Видел ее в Купчино с каким-то хлыщом, говорит он. Замечает, что я огорчен, и добавляет: этот тип похож на нее и пахнет почти так же. Может, брат.
Да ладно, говорю я. Я ни на что и не рассчитываю. Как сам?
Ничего, говорит он. Поясница побаливает; ревматизм. Ночую теперь на вокзале, у обогревателя. На улице слишком холодно.
Я слушаю и жалею, что не могу позвать Ваню к себе: нас вдвоем выгонят из моей комнатушки коммунальные соседи. Да и тяжело ему будет сидеть дома по шестнадцать-семнадцать часов, пока я под землей. Он любит свежий воздух.

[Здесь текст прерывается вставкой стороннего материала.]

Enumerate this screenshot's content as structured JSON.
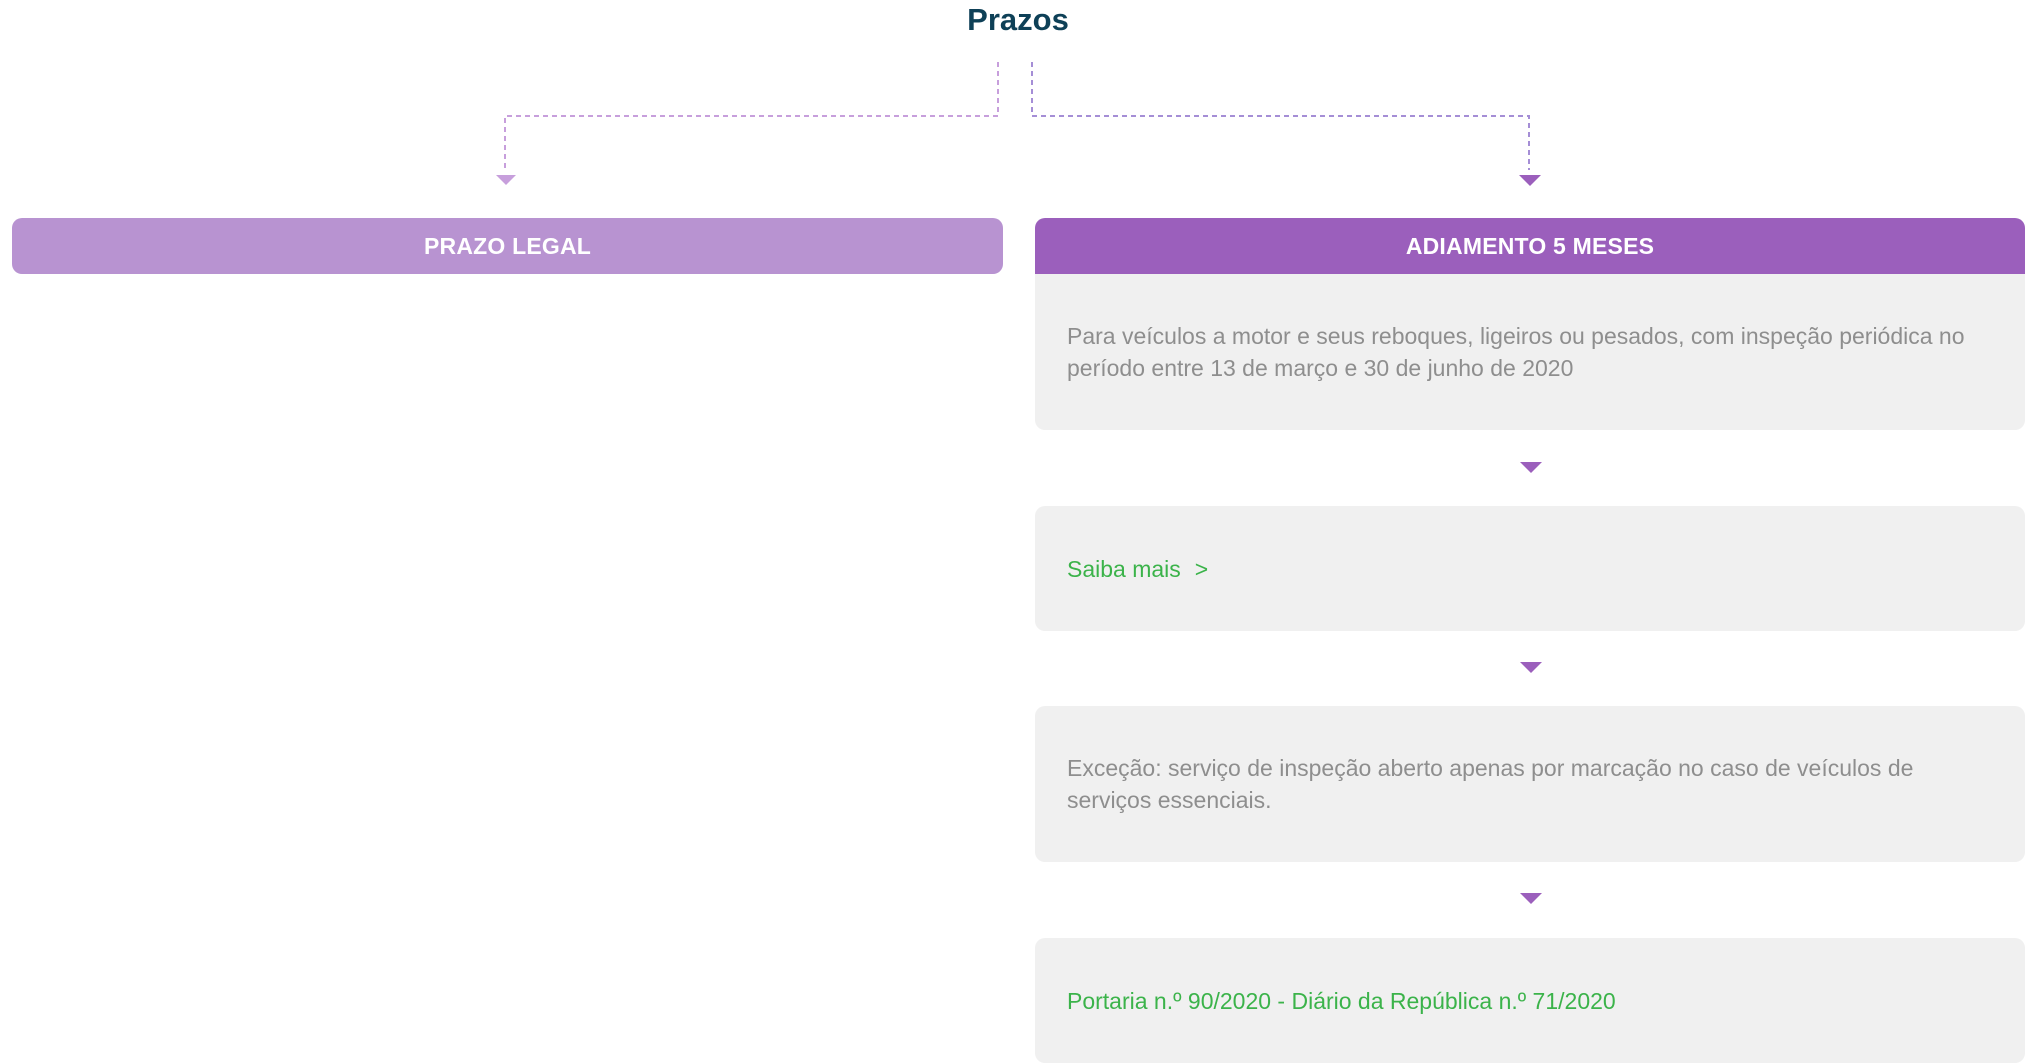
{
  "diagram": {
    "title": "Prazos",
    "left_branch": {
      "header": "PRAZO LEGAL"
    },
    "right_branch": {
      "header": "ADIAMENTO 5 MESES",
      "description": "Para veículos a motor e seus reboques, ligeiros ou pesados, com inspeção periódica no período entre 13 de março e 30 de junho de 2020",
      "more_link": "Saiba mais",
      "more_chevron": ">",
      "exception": "Exceção: serviço de inspeção aberto apenas por marcação no caso de veículos de serviços essenciais.",
      "legal_reference": "Portaria n.º 90/2020 - Diário da República n.º 71/2020"
    }
  },
  "colors": {
    "title": "#0e4057",
    "header_left": "#b893d1",
    "header_right": "#9b5fbc",
    "card_background": "#f0f0f0",
    "body_text": "#8e8e8e",
    "link_text": "#3bb34a",
    "arrow": "#9b5fbc"
  },
  "icons": {
    "flow_arrow": "triangle-down-icon",
    "link_chevron": "chevron-right-icon"
  }
}
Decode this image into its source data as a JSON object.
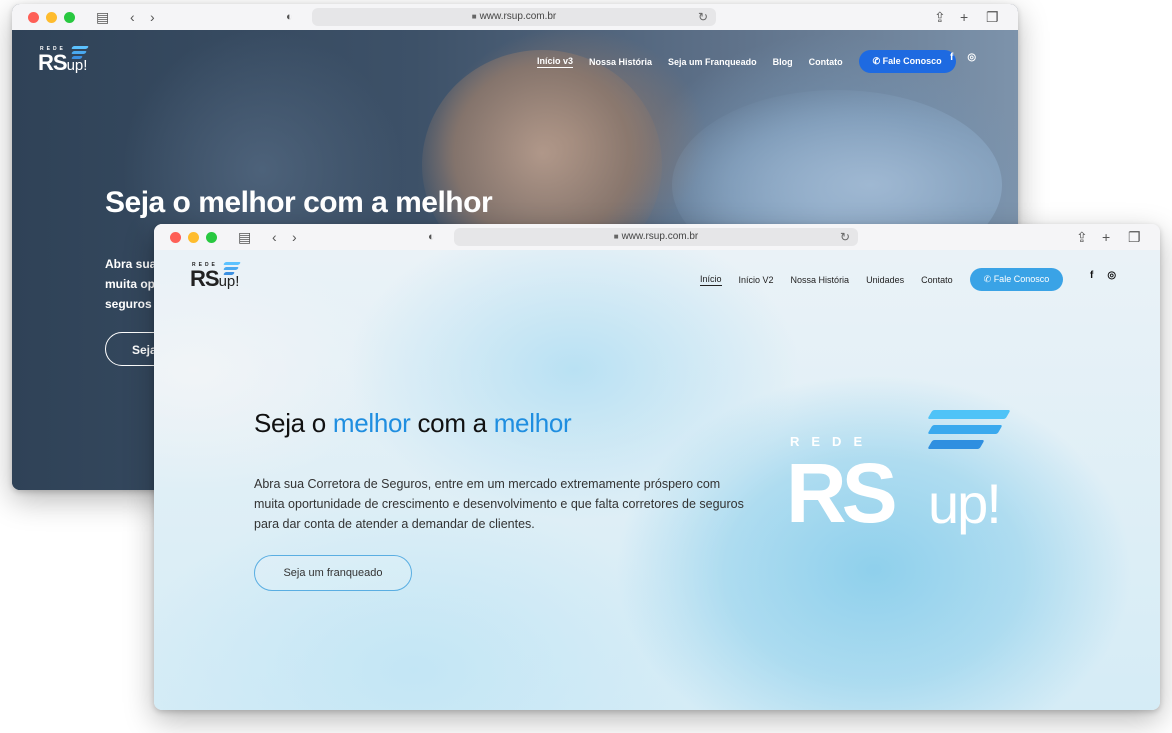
{
  "back_window": {
    "url": "www.rsup.com.br",
    "logo": {
      "rede": "REDE",
      "rs": "RS",
      "up": "up!"
    },
    "nav": [
      "Início v3",
      "Nossa História",
      "Seja um Franqueado",
      "Blog",
      "Contato"
    ],
    "cta": "Fale Conosco",
    "social": {
      "facebook": "f",
      "instagram": "◎"
    },
    "hero_title": "Seja o melhor com a melhor",
    "hero_text_lines": [
      "Abra sua",
      "muita op",
      "seguros"
    ],
    "hero_button": "Seja"
  },
  "front_window": {
    "url": "www.rsup.com.br",
    "logo": {
      "rede": "REDE",
      "rs": "RS",
      "up": "up!"
    },
    "nav": [
      "Início",
      "Início V2",
      "Nossa História",
      "Unidades",
      "Contato"
    ],
    "cta": "Fale Conosco",
    "social": {
      "facebook": "f",
      "instagram": "◎"
    },
    "hero_title": {
      "w1": "Seja o ",
      "w2": "melhor",
      "w3": " com a ",
      "w4": "melhor"
    },
    "hero_text": "Abra sua Corretora de Seguros, entre em um mercado extremamente próspero com muita oportunidade de crescimento e desenvolvimento e que falta corretores de seguros para dar conta de atender a demandar de clientes.",
    "hero_button": "Seja um franqueado",
    "big_logo": {
      "rede": "REDE",
      "rs": "RS",
      "up": "up!"
    }
  },
  "colors": {
    "accent_blue": "#1f8ee0",
    "cta_back": "#1e6ae1",
    "cta_front": "#3aa3e6"
  }
}
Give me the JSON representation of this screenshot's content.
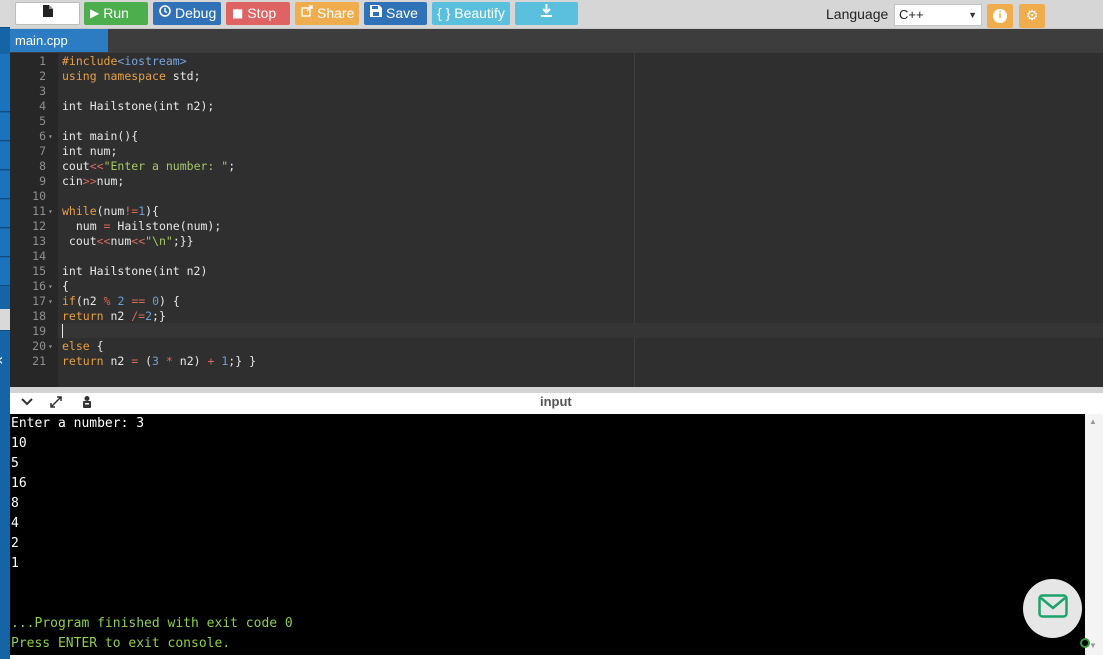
{
  "toolbar": {
    "run_label": "Run",
    "debug_label": "Debug",
    "stop_label": "Stop",
    "share_label": "Share",
    "save_label": "Save",
    "beautify_label": "{ } Beautify",
    "language_label": "Language",
    "language_value": "C++"
  },
  "tabs": [
    {
      "label": "main.cpp",
      "active": true
    }
  ],
  "editor": {
    "lines": [
      {
        "n": "1",
        "text": "#include<iostream>"
      },
      {
        "n": "2",
        "text": "using namespace std;"
      },
      {
        "n": "3",
        "text": ""
      },
      {
        "n": "4",
        "text": "int Hailstone(int n2);"
      },
      {
        "n": "5",
        "text": ""
      },
      {
        "n": "6",
        "text": "int main(){"
      },
      {
        "n": "7",
        "text": "int num;"
      },
      {
        "n": "8",
        "text": "cout<<\"Enter a number: \";"
      },
      {
        "n": "9",
        "text": "cin>>num;"
      },
      {
        "n": "10",
        "text": ""
      },
      {
        "n": "11",
        "text": "while(num!=1){"
      },
      {
        "n": "12",
        "text": "  num = Hailstone(num);"
      },
      {
        "n": "13",
        "text": " cout<<num<<\"\\n\";}}"
      },
      {
        "n": "14",
        "text": ""
      },
      {
        "n": "15",
        "text": "int Hailstone(int n2)"
      },
      {
        "n": "16",
        "text": "{"
      },
      {
        "n": "17",
        "text": "if(n2 % 2 == 0) {"
      },
      {
        "n": "18",
        "text": "return n2 /=2;}"
      },
      {
        "n": "19",
        "text": ""
      },
      {
        "n": "20",
        "text": "else {"
      },
      {
        "n": "21",
        "text": "return n2 = (3 * n2) + 1;} }"
      }
    ]
  },
  "console": {
    "title": "input",
    "output": [
      {
        "text": "Enter a number: 3",
        "color": "#ffffff"
      },
      {
        "text": "10",
        "color": "#ffffff"
      },
      {
        "text": "5",
        "color": "#ffffff"
      },
      {
        "text": "16",
        "color": "#ffffff"
      },
      {
        "text": "8",
        "color": "#ffffff"
      },
      {
        "text": "4",
        "color": "#ffffff"
      },
      {
        "text": "2",
        "color": "#ffffff"
      },
      {
        "text": "1",
        "color": "#ffffff"
      }
    ],
    "finished": "...Program finished with exit code 0",
    "press_enter": "Press ENTER to exit console."
  },
  "icons": {
    "new_file": "file-icon",
    "run": "play-icon",
    "debug": "debug-icon",
    "stop": "stop-icon",
    "share": "share-icon",
    "save": "save-icon",
    "download": "download-icon",
    "info": "info-icon",
    "settings": "gear-icon",
    "mail": "mail-icon"
  },
  "colors": {
    "run": "#4cae4c",
    "debug": "#2f72b8",
    "stop": "#e06363",
    "share": "#f0ad4e",
    "save": "#2f72b8",
    "beautify": "#5bc0de",
    "tab_active": "#2b7cc2",
    "console_green": "#8fce4a"
  }
}
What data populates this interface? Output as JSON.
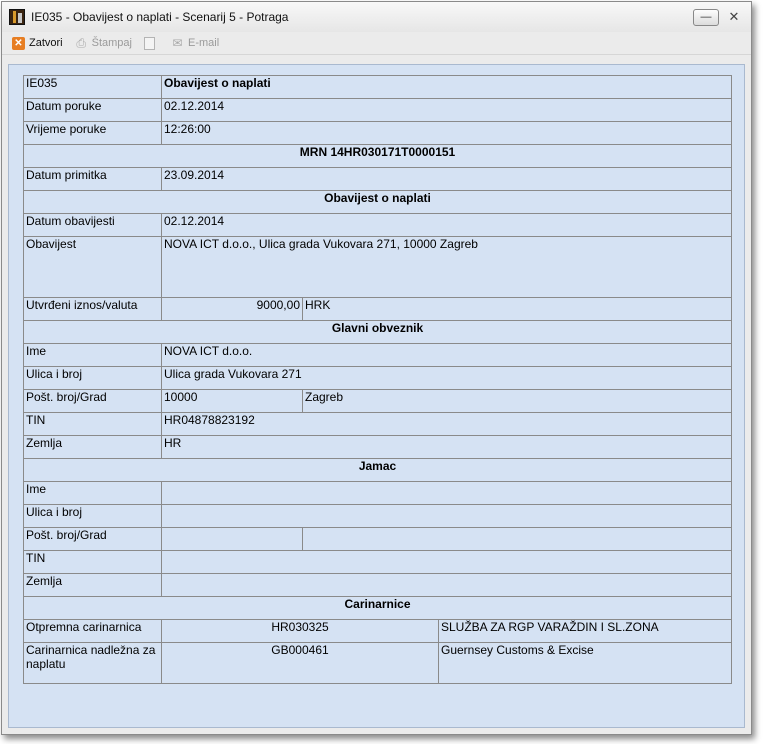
{
  "window": {
    "title": "IE035 - Obavijest o naplati - Scenarij 5 - Potraga"
  },
  "toolbar": {
    "zatvori": "Zatvori",
    "stampaj": "Štampaj",
    "email": "E-mail"
  },
  "doc": {
    "code": "IE035",
    "title": "Obavijest o naplati",
    "datum_poruke_label": "Datum poruke",
    "datum_poruke": "02.12.2014",
    "vrijeme_poruke_label": "Vrijeme poruke",
    "vrijeme_poruke": "12:26:00",
    "mrn": "MRN 14HR030171T0000151",
    "datum_primitka_label": "Datum primitka",
    "datum_primitka": "23.09.2014",
    "section_obavijest": "Obavijest o naplati",
    "datum_obavijesti_label": "Datum obavijesti",
    "datum_obavijesti": "02.12.2014",
    "obavijest_label": "Obavijest",
    "obavijest": "NOVA ICT d.o.o., Ulica grada Vukovara 271, 10000 Zagreb",
    "iznos_label": "Utvrđeni iznos/valuta",
    "iznos": "9000,00",
    "valuta": "HRK",
    "section_obveznik": "Glavni obveznik",
    "obveznik": {
      "ime_label": "Ime",
      "ime": "NOVA ICT d.o.o.",
      "ulica_label": "Ulica i broj",
      "ulica": "Ulica grada Vukovara 271",
      "post_label": "Pošt. broj/Grad",
      "post_broj": "10000",
      "grad": "Zagreb",
      "tin_label": "TIN",
      "tin": "HR04878823192",
      "zemlja_label": "Zemlja",
      "zemlja": "HR"
    },
    "section_jamac": "Jamac",
    "jamac": {
      "ime_label": "Ime",
      "ulica_label": "Ulica i broj",
      "post_label": "Pošt. broj/Grad",
      "tin_label": "TIN",
      "zemlja_label": "Zemlja"
    },
    "section_carinarnice": "Carinarnice",
    "otpremna_label": "Otpremna carinarnica",
    "otpremna_code": "HR030325",
    "otpremna_name": "SLUŽBA ZA RGP VARAŽDIN I SL.ZONA",
    "nadlezna_label": "Carinarnica nadležna za naplatu",
    "nadlezna_code": "GB000461",
    "nadlezna_name": "Guernsey Customs & Excise"
  }
}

А бродяжничать ему уже не по годам…
Ладно, будь, говорит Ваня. Мне пора.
Я ему улыбаюсь. Он уходит к эскалатору. Я гляжу ему вслед и вдруг понимаю, что все это время мой приятель что-то говорил. Стоял рядом с киоском и говорил. Просто так, в пустое пространство — абсолютно пустые липкие слова, которые всегда отрыгивают заядлые теленаркоманы.
Хорошо, что подходит покупатель.
Это трепло, наконец-то, соображает, что я занят, затыкается и уходит. Я продаю Перумова, я продаю Олди и Стругацких и улыбаюсь парню, который складывает все это в рюкзак, дожидаясь, пока он уйдет.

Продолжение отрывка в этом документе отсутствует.